With uncle Tiger Woods playing this week across the state in Charlotte, his niece is looking to wrap up her record-setting Wake Forest career with a strong showing in NCAA tournament play.

She will play in the regionals next week, and hopes to qualify for the championship finals later in May before turning pro with the hope of building a career on the LPGA Tour.

“It is a little bit of pressure knowing it is my last collegiate event,” Woods said Friday. “But I want to look at it as something to take advantage of, and end on a high note, and enjoy every moment with my team and enjoy just being on the college team and this time of my life.”

College golf has been very good to Woods, who will graduate as perhaps the best female player in school history.

The 2011 Atlantic Coast Conference champion and two-time All-America selection enters her final regional with a chance to break both the school’s career scoring record and her own 2-year-old single-season mark.

Her career scoring average of 74.31 is 0.16 better than that of Natalie Sheary, and her average of 73.62 is tied for second in the ACC and puts her within striking distance of the 73.47 she averaged as a sophomore.

She’s a captain of a Wake Forest team that has never missed the NCAA regionals since the organization adopted that format in 1993. The Demon Deacons hold the No. 14 seed in the 24-team regional that begins May 10 at Penn State’s Blue Course.

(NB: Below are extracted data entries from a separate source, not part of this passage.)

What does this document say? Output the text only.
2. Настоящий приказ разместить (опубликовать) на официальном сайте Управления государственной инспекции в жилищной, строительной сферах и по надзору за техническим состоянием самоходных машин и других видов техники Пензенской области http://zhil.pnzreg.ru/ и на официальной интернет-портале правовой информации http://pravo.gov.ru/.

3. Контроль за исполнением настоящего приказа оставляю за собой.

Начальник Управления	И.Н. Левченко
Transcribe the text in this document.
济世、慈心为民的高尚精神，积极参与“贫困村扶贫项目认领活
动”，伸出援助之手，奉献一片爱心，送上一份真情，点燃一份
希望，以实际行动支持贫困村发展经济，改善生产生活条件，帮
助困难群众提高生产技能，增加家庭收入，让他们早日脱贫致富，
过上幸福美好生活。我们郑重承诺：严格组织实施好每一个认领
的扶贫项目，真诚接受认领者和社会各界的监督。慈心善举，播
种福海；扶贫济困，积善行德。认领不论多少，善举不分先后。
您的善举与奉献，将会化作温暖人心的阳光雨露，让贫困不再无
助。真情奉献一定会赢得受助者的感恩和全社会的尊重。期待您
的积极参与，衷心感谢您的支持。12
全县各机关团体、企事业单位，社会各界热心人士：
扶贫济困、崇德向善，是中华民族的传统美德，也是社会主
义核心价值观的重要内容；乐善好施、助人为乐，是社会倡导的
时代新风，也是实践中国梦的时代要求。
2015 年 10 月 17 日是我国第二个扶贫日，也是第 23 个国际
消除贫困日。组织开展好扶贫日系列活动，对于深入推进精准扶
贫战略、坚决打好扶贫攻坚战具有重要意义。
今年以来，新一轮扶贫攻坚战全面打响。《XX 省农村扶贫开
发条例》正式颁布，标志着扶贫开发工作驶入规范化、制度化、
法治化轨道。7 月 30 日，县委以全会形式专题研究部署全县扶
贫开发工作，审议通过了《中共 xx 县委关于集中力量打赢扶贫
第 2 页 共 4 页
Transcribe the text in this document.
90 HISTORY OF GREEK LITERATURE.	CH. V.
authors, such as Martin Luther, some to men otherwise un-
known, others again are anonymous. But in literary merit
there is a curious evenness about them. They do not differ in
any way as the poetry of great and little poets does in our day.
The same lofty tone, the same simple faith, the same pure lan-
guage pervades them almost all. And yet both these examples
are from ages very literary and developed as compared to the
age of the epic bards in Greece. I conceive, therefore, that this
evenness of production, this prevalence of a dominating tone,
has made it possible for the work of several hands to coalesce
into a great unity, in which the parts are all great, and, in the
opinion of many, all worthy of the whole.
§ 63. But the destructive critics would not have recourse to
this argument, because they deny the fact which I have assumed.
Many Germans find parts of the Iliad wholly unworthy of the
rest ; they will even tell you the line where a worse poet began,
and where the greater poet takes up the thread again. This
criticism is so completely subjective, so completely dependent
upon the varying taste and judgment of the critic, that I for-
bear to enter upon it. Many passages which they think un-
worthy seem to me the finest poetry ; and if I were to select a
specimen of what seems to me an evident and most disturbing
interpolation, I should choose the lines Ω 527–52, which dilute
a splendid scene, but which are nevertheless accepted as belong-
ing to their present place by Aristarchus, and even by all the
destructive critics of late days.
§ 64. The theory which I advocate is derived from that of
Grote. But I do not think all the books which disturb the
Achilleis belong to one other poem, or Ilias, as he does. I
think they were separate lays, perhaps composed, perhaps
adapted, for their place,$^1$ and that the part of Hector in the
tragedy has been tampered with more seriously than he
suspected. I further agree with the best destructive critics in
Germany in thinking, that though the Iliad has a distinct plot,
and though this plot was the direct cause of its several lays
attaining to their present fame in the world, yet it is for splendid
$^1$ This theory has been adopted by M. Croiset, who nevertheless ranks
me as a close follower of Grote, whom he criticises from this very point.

The top eight teams and top two individual players not on those teams advance to the NCAA championship finals in Franklin, Tenn.

“We’re definitely going in with the mindset that we’re going to get that top eight,” Woods said.

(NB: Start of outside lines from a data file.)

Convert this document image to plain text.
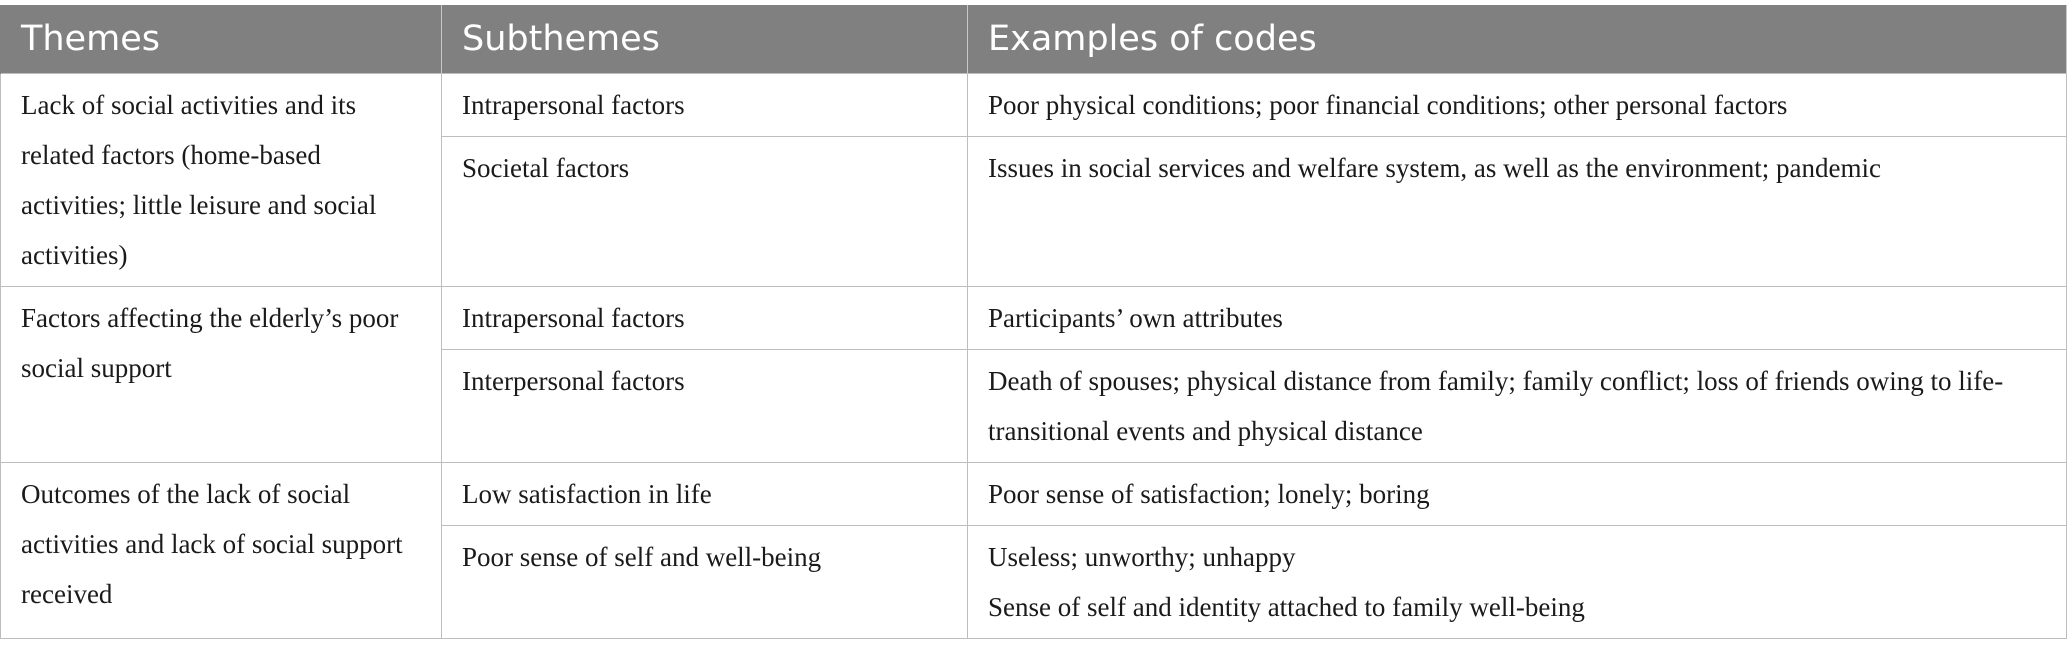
Themes	Subthemes	Examples of codes
Lack of social activities and its related factors (home-based activities; little leisure and social activities)	Intrapersonal factors	Poor physical conditions; poor financial conditions; other personal factors

	Societal factors	Issues in social services and welfare system, as well as the environment; pandemic

Factors affecting the elderly’s poor social support	Intrapersonal factors	Participants’ own attributes

	Interpersonal factors	Death of spouses; physical distance from family; family conflict; loss of friends owing to life-transitional events and physical distance

Outcomes of the lack of social activities and lack of social support received	Low satisfaction in life	Poor sense of satisfaction; lonely; boring

	Poor sense of self and well-being	Useless; unworthy; unhappy
Sense of self and identity attached to family well-being
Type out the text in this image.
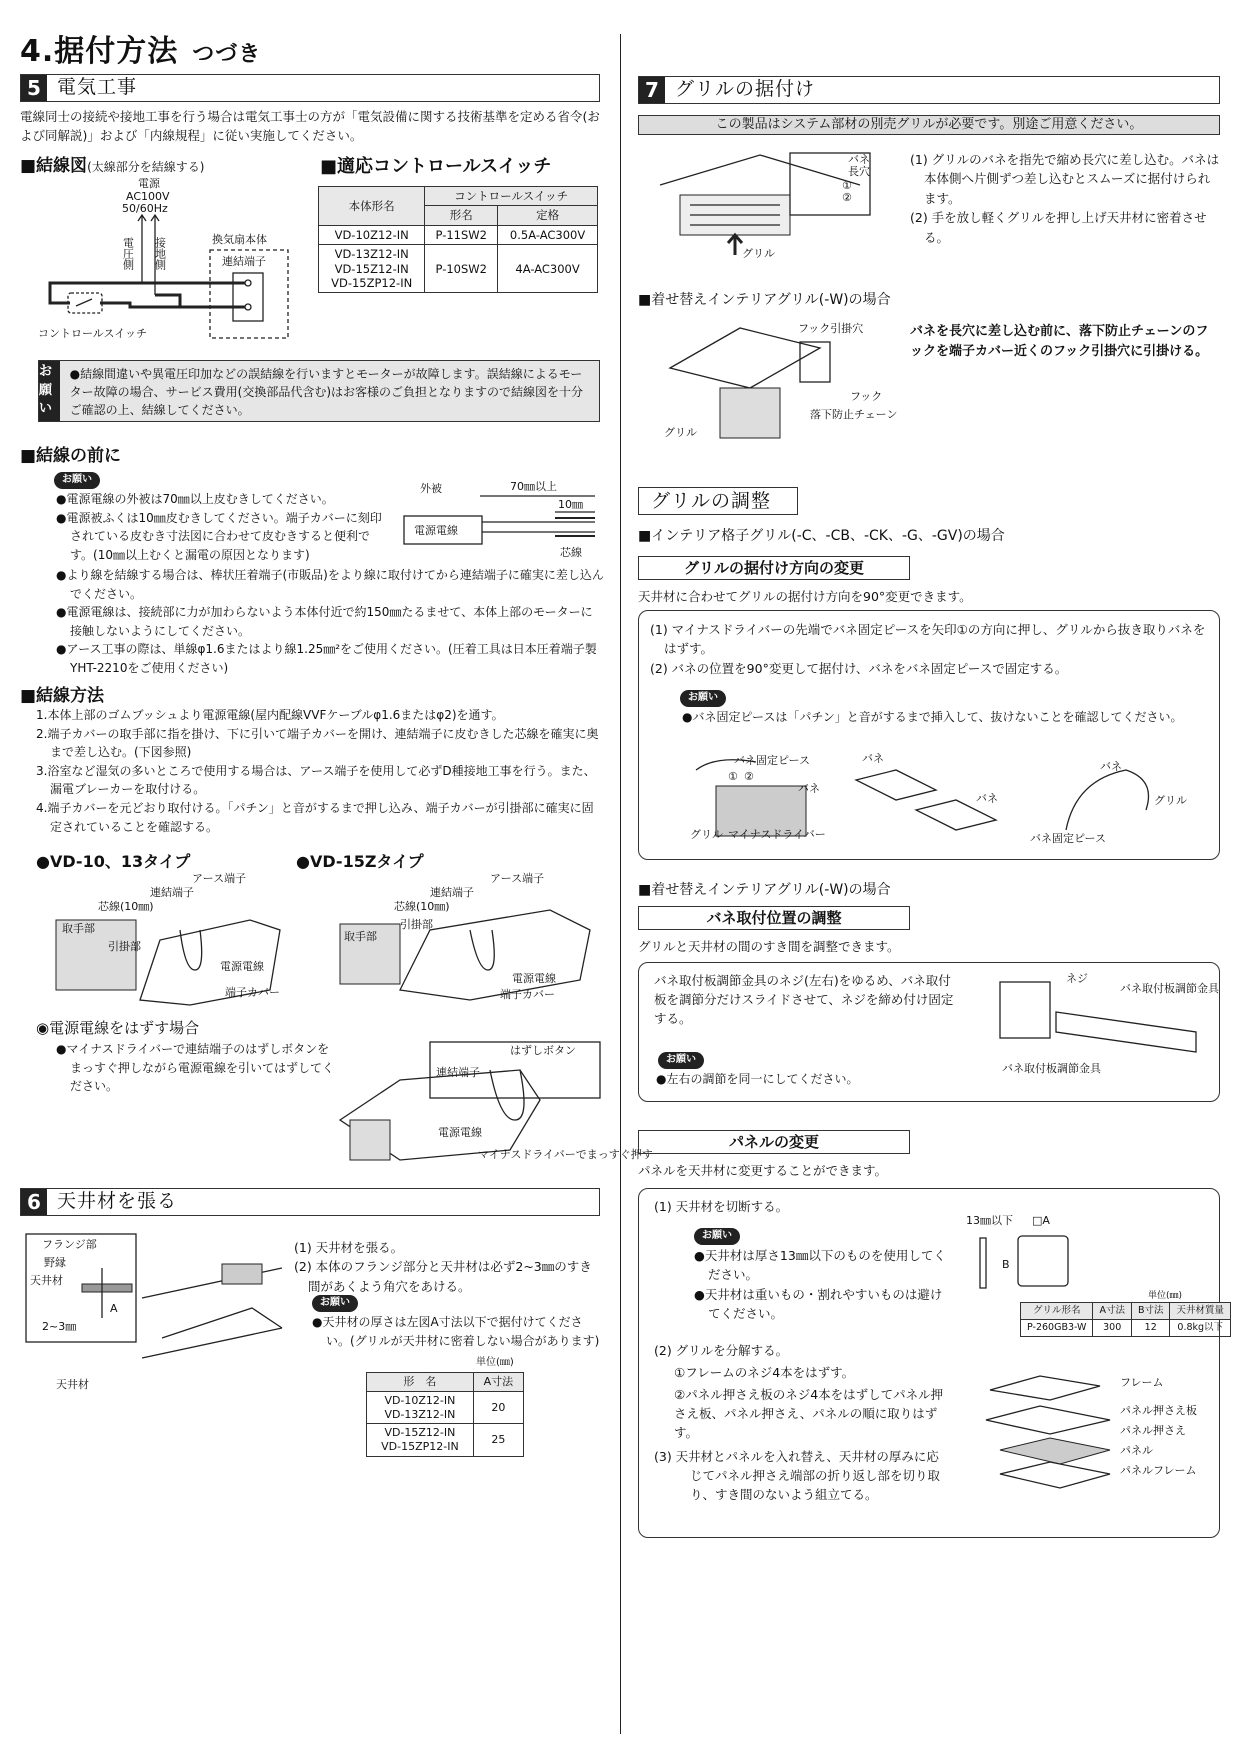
4.据付方法 つづき
5 電気工事
電線同士の接続や接地工事を行う場合は電気工事士の方が「電気設備に関する技術基準を定める省令(および同解説)」および「内線規程」に従い実施してください。
■結線図(太線部分を結線する)
電源
AC100V
50/60Hz
電圧側 接地側	換気扇本体
連結端子
コントロールスイッチ
■適応コントロールスイッチ
本体形名	コントロールスイッチ	
	形名	定格
VD-10Z12-IN	P-11SW2	0.5A-AC300V

VD-13Z12-IN
VD-15Z12-IN
VD-15ZP12-IN	P-10SW2	4A-AC300V
お願い
●結線間違いや異電圧印加などの誤結線を行いますとモーターが故障します。誤結線によるモーター故障の場合、サービス費用(交換部品代含む)はお客様のご負担となりますので結線図を十分ご確認の上、結線してください。
■結線の前に
お願い
●電源電線の外被は70㎜以上皮むきしてください。
●電源被ふくは10㎜皮むきしてください。端子カバーに刻印されている皮むき寸法図に合わせて皮むきすると便利です。(10㎜以上むくと漏電の原因となります)
●より線を結線する場合は、棒状圧着端子(市販品)をより線に取付けてから連結端子に確実に差し込んでください。
●電源電線は、接続部に力が加わらないよう本体付近で約150㎜たるませて、本体上部のモーターに接触しないようにしてください。
●アース工事の際は、単線φ1.6またはより線1.25㎜²をご使用ください。(圧着工具は日本圧着端子製YHT-2210をご使用ください)
外被	70㎜以上
10㎜
電源電線
芯線
■結線方法
1.本体上部のゴムブッシュより電源電線(屋内配線VVFケーブルφ1.6またはφ2)を通す。
2.端子カバーの取手部に指を掛け、下に引いて端子カバーを開け、連結端子に皮むきした芯線を確実に奥まで差し込む。(下図参照)
3.浴室など湿気の多いところで使用する場合は、アース端子を使用して必ずD種接地工事を行う。また、漏電ブレーカーを取付ける。
4.端子カバーを元どおり取付ける。「パチン」と音がするまで押し込み、端子カバーが引掛部に確実に固定されていることを確認する。
●VD-10、13タイプ	●VD-15Zタイプ
アース端子
連結端子
芯線(10㎜)
取手部
引掛部
電源電線
端子カバー
アース端子
連結端子
芯線(10㎜)
引掛部
取手部
電源電線
端子カバー
◉電源電線をはずす場合
●マイナスドライバーで連結端子のはずしボタンをまっすぐ押しながら電源電線を引いてはずしてください。
はずしボタン
連結端子
電源電線
マイナスドライバーでまっすぐ押す
6 天井材を張る
フランジ部
野縁
天井材
A
2~3㎜
天井材
(1) 天井材を張る。
(2) 本体のフランジ部分と天井材は必ず2~3㎜のすき間があくよう角穴をあける。
お願い
●天井材の厚さは左図A寸法以下で据付けてください。(グリルが天井材に密着しない場合があります)
単位(㎜)
形　名	A寸法

VD-10Z12-IN
VD-13Z12-IN	20

VD-15Z12-IN
VD-15ZP12-IN	25
7 グリルの据付け
この製品はシステム部材の別売グリルが必要です。別途ご用意ください。
グリル
バネ
長穴
①
②
(1) グリルのバネを指先で縮め長穴に差し込む。バネは本体側へ片側ずつ差し込むとスムーズに据付けられます。
(2) 手を放し軽くグリルを押し上げ天井材に密着させる。
■着せ替えインテリアグリル(-W)の場合
フック引掛穴
フック
落下防止チェーン
グリル
バネを長穴に差し込む前に、落下防止チェーンのフックを端子カバー近くのフック引掛穴に引掛ける。
グリルの調整
■インテリア格子グリル(-C、-CB、-CK、-G、-GV)の場合
グリルの据付け方向の変更
天井材に合わせてグリルの据付け方向を90°変更できます。
(1) マイナスドライバーの先端でバネ固定ピースを矢印①の方向に押し、グリルから抜き取りバネをはずす。
(2) バネの位置を90°変更して据付け、バネをバネ固定ピースで固定する。
お願い
●バネ固定ピースは「パチン」と音がするまで挿入して、抜けないことを確認してください。
バネ固定ピース
① ②
バネ
グリル マイナスドライバー
バネ
バネ
バネ
グリル
バネ固定ピース
■着せ替えインテリアグリル(-W)の場合
バネ取付位置の調整
グリルと天井材の間のすき間を調整できます。
バネ取付板調節金具のネジ(左右)をゆるめ、バネ取付板を調節分だけスライドさせて、ネジを締め付け固定する。
お願い
●左右の調節を同一にしてください。
ネジ
バネ取付板調節金具
バネ取付板調節金具
パネルの変更
パネルを天井材に変更することができます。
(1) 天井材を切断する。
お願い
●天井材は厚さ13㎜以下のものを使用してください。
●天井材は重いもの・割れやすいものは避けてください。
13㎜以下 □A
B
単位(㎜)
グリル形名	A寸法	B寸法	天井材質量
P-260GB3-W	300	12	0.8kg以下
(2) グリルを分解する。
①フレームのネジ4本をはずす。
②パネル押さえ板のネジ4本をはずしてパネル押さえ板、パネル押さえ、パネルの順に取りはずす。
(3) 天井材とパネルを入れ替え、天井材の厚みに応じてパネル押さえ端部の折り返し部を切り取り、すき間のないよう組立てる。
フレーム
パネル押さえ板
パネル押さえ
パネル
パネルフレーム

After that, she hopes to eventually play her way onto the LPGA Tour. Once her college career ends, she’ll declare her professional status and begin looking for sponsors and sponsor exemptions into tournaments.

“She could be the next Nancy Lopez,” Wake Forest coach Dianne Dailey said, adding that she thinks Woods “will be a sponsor’s dream.”

Woods, a Phoenix native, said she could join the Arizona-based Cactus Tour until she goes to Q-school at the end of the summer to try to earn her tour card and become the latest member of her family to play at the highest level of pro golf.

Her father, Earl Jr., is Tiger’s half-brother, and she says Earl Sr., her paternal grandfather, introduced her to the game and “got me started when I was young.”

Cheyenne says the first club she swung as a girl was in her grandfather’s garage, and he guided her through her junior career. Earl Sr. died in 2006 at 74.

“I only got a chance to go out on the golf course with him a couple of times,” she said. “But I think a few putting tips he’s given me, I always keep those in mind.”

She developed a style she describes as “aggressively, steady, calm” by watching pro golf as a girl. Instead of patterning her game after any one particular player, she chose attributes from a variety of players into “kind of a mix of a lot of stuff.”

That includes Tiger, though their facial features look a lot more alike than their swings do. Cheyenne says her driver more closely resembles that of smooth-swinging Ernie Els than that of her heavy-hitting uncle.

She says she’s planning to make the 90-mile trip to Quail Hollow in Charlotte this weekend for the final round of the Wells Fargo Championship _ though her uncle won’t be on the course there. His second-round 73 left him at even-par 144, and he missed the cut for the eighth time in his career. That’s after his worst performance as a pro came last month at the Masters.

Cheyenne says Tiger has been nothing but supportive of her through the years.

“He’s rooting me on, excited for my professional career, also,” Cheyenne said.